The suspension of 10 students at a private school in Nyeri has sparked a heated debate on the legality and societal perception of tattooing in the country.
While society remains greatly divided on the topic of tattoos, the lack of legal provisions to regulate the emerging trend has now left the fate of the students of St Mary's Boys Secondary School in Nyeri in limbo.
Generally, having a tattoo is largely a topic of personal perception even among adults.
While for a long time tattooing has been associated with indiscipline and rebellion, it is fast becoming an acceptable form of body art.
Some employers such as the police and military are known for their zero-tolerance of tattoos while others require employees to keep them covered.
But the ultimate question remains; where do we draw the line on tattoos?
Now parents, teachers, education experts, tattoo artists and legal practitioners are entangled in the debate on the legal age for tattooing and whether minors, especially teenagers, should get them. At the same time the question of consenting to tattoos has emerged.
St Mary's Boys Secondary School, a faith based institution in Nyeri Town has held its ground that it will not readmit the students until they remove the permanent tattoos off their bodies.
A student who spoke to the Nation on the matter said that the decision to get the tattoo was out of love for art. The student whose identity has been withheld for legal reasons says that he does not regret getting the tattoo but feels he was unfairly sent away from school.
"One of those suspended was found to have a piercing and a tattoo as well so the school decided to conduct an inspection on all of us. Those of us who were found to have them were sent away," the student said.
Like many progressive teenagers, the students see no harm in getting these permanent markings but are now paying the price for an unregulated service that has been taking root across the country.
NO QUESTIONS ASKED
"I love art and that is what led me to getting one. I did not tell my parent and the artist who drew the tattoo did not ask for my age or any identification. I do not regret my decision but if the school insists I have to remove it then I guess I will just have to do that," the student said.
Besides the dilemma of how and where to have the tattoos removed, the affected students now feel victimized largely because of societal profiling of tattoos with rebellion, indiscipline, crime and even cultism.
The only option that is left for the students is laser removal of tattoos, another unregulated field.
Highly concentrated laser beams are directed on the tattooed area and the beams break up ink particles into tiny fragments which are later cleared up by the body.
This process requires a minimum of up to four sessions based on the depth of the ink. Each session costs as much as Sh8,000.
Following their suspension, some of the students now feel victimised for having tattoos out of what can only be seen as an adolescent fit, some saying they are being wrongfully alienated. They argue they only got the tattoos for the thrill.

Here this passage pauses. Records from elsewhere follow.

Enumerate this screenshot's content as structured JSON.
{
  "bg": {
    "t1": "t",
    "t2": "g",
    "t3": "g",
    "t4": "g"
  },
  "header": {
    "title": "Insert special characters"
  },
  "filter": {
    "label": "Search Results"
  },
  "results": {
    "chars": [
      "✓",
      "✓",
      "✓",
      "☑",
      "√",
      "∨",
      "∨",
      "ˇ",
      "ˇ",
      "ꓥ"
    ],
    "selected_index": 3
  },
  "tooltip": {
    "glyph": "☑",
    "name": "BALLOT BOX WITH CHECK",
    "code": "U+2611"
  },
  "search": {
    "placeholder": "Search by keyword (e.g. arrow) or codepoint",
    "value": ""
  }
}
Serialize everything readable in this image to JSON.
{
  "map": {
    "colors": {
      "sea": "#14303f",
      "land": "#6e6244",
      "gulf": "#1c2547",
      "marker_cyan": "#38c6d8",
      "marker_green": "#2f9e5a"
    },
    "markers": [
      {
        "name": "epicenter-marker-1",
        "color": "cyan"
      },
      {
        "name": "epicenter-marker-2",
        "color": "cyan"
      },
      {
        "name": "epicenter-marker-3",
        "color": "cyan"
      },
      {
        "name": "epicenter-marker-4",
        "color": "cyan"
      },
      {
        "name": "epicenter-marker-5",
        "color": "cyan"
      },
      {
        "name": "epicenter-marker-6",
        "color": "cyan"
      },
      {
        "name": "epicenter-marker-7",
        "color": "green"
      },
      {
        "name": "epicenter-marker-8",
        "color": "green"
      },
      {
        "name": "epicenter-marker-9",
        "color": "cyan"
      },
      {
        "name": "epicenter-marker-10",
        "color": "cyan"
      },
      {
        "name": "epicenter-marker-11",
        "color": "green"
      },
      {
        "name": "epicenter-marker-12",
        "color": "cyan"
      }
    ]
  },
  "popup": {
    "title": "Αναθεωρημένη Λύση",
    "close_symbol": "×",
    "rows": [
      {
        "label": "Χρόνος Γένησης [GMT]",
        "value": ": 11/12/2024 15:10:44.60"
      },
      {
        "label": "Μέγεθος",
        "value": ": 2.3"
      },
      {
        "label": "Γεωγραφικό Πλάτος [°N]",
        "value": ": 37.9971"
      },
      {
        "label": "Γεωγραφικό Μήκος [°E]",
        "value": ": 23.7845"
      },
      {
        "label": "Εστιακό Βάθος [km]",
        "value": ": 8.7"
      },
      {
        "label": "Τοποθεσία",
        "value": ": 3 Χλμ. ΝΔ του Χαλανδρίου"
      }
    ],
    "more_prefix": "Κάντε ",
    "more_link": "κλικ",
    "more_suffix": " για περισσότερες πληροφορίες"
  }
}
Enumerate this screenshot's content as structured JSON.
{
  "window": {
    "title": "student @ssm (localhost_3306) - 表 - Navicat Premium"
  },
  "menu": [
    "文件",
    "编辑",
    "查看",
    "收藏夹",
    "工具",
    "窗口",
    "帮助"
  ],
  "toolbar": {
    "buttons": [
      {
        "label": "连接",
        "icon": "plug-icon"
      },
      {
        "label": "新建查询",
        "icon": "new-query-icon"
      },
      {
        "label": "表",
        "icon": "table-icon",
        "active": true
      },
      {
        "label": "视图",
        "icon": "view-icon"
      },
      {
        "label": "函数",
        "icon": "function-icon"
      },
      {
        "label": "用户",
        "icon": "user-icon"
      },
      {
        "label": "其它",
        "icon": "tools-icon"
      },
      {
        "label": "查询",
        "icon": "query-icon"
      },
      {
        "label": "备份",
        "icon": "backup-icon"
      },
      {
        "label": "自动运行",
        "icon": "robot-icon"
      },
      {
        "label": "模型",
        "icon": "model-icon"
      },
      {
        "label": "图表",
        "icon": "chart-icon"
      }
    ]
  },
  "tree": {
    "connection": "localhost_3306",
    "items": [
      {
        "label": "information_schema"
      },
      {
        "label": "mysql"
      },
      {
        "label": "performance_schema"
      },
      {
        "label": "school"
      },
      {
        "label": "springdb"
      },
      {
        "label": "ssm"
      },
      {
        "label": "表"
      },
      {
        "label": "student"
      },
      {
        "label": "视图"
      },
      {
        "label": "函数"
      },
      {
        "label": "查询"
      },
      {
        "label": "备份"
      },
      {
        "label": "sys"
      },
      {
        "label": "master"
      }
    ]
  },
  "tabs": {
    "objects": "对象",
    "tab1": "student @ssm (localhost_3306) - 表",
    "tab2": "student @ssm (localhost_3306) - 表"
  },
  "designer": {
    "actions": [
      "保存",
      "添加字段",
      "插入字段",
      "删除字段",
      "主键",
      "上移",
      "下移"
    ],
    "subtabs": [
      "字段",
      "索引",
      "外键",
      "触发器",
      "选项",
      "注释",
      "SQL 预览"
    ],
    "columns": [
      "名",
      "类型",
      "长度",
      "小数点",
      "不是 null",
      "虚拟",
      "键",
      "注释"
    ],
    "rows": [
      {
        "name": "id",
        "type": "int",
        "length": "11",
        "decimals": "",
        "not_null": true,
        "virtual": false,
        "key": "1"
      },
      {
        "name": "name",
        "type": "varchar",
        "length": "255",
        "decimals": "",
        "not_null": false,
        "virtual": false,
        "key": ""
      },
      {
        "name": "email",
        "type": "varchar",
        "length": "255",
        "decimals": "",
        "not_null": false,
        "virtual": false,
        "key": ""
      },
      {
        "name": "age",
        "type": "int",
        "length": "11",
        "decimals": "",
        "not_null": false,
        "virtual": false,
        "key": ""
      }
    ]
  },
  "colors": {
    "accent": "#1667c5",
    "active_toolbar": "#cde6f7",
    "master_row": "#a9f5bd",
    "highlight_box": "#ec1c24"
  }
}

In fact, parents whose children have gotten in trouble for getting tattoos are afraid to air their concerns and frustrations publicly as they fear their children will be victimised. Some feel that society will view the issue as a parental failure.
"The truth is that we are dealing with a very different and exposed generation of children. They have a lot of access to information and parents cannot control that fully. On the tattoo issue we need to blame society as a whole. The tattoo business has not been regulated and very little oversight is done," said a parent who requested anonymity due to sensitivity of the matter.
The parent argues that even though they have a responsibility to discipline their children, society has remained blind to some of the emerging trends, tattooing being one of them.
"This is a real trend we are facing and honestly we have not paid attention to it and we are all to blame for it. We might blame the artists but they argue that they have broken no law and are only in business. It is about time the government steps in and puts up regulations on this business," the parent added.
Similarly, the ministry of education is as vague on the whole issue as the law is. Nyeri County Director of Education Sabina Aroni told the Nation that even though they are aware of the case, no action has been taken so far on the matter. She said that the law is silent on the issue of students having tattoos.
"On the matter of tattoos the law is very silent. I am aware of the case at the school and it is quite tricky and requires that we look at each case individually. Maybe the school sees it as a case of indiscipline but there is really no guideline in the education act on tattoos. We will have to consult higher on this issue," the education boss said.
Legal experts are now calling for clear regulations on the business saying the current provisions in the constitution are too vague.
"In my opinion this could be viewed from the issue of consent. Minors cannot give any consent for any form of scaring on their bodies and in my opinion tattoos are scarring. Causing such harm can result in criminal culpability under the Penal Code," Nyeri based lawyer Wahome Gikonyo told the Nation.
Nevertheless, he insists that lack of legal oversight and regulation allows tattoo artists to get away with tattooing minors.
"The artists will argue there is no law over them on how they run their business. And this calls for the government to come up with strict rules and laws on how tattoo parlours operate so that we can deal with such cases. That gap in the law needs to be addressed immediately," he said.
Mr Gikonyo however argues that having tattoos is not reason enough to bar students from resuming studies as it is a basic right under the constitution.
"That is not a reason to keep them from school. The law dictates that every child has a right to education regardless of what they have done. And this applies to both public and private schools," he said.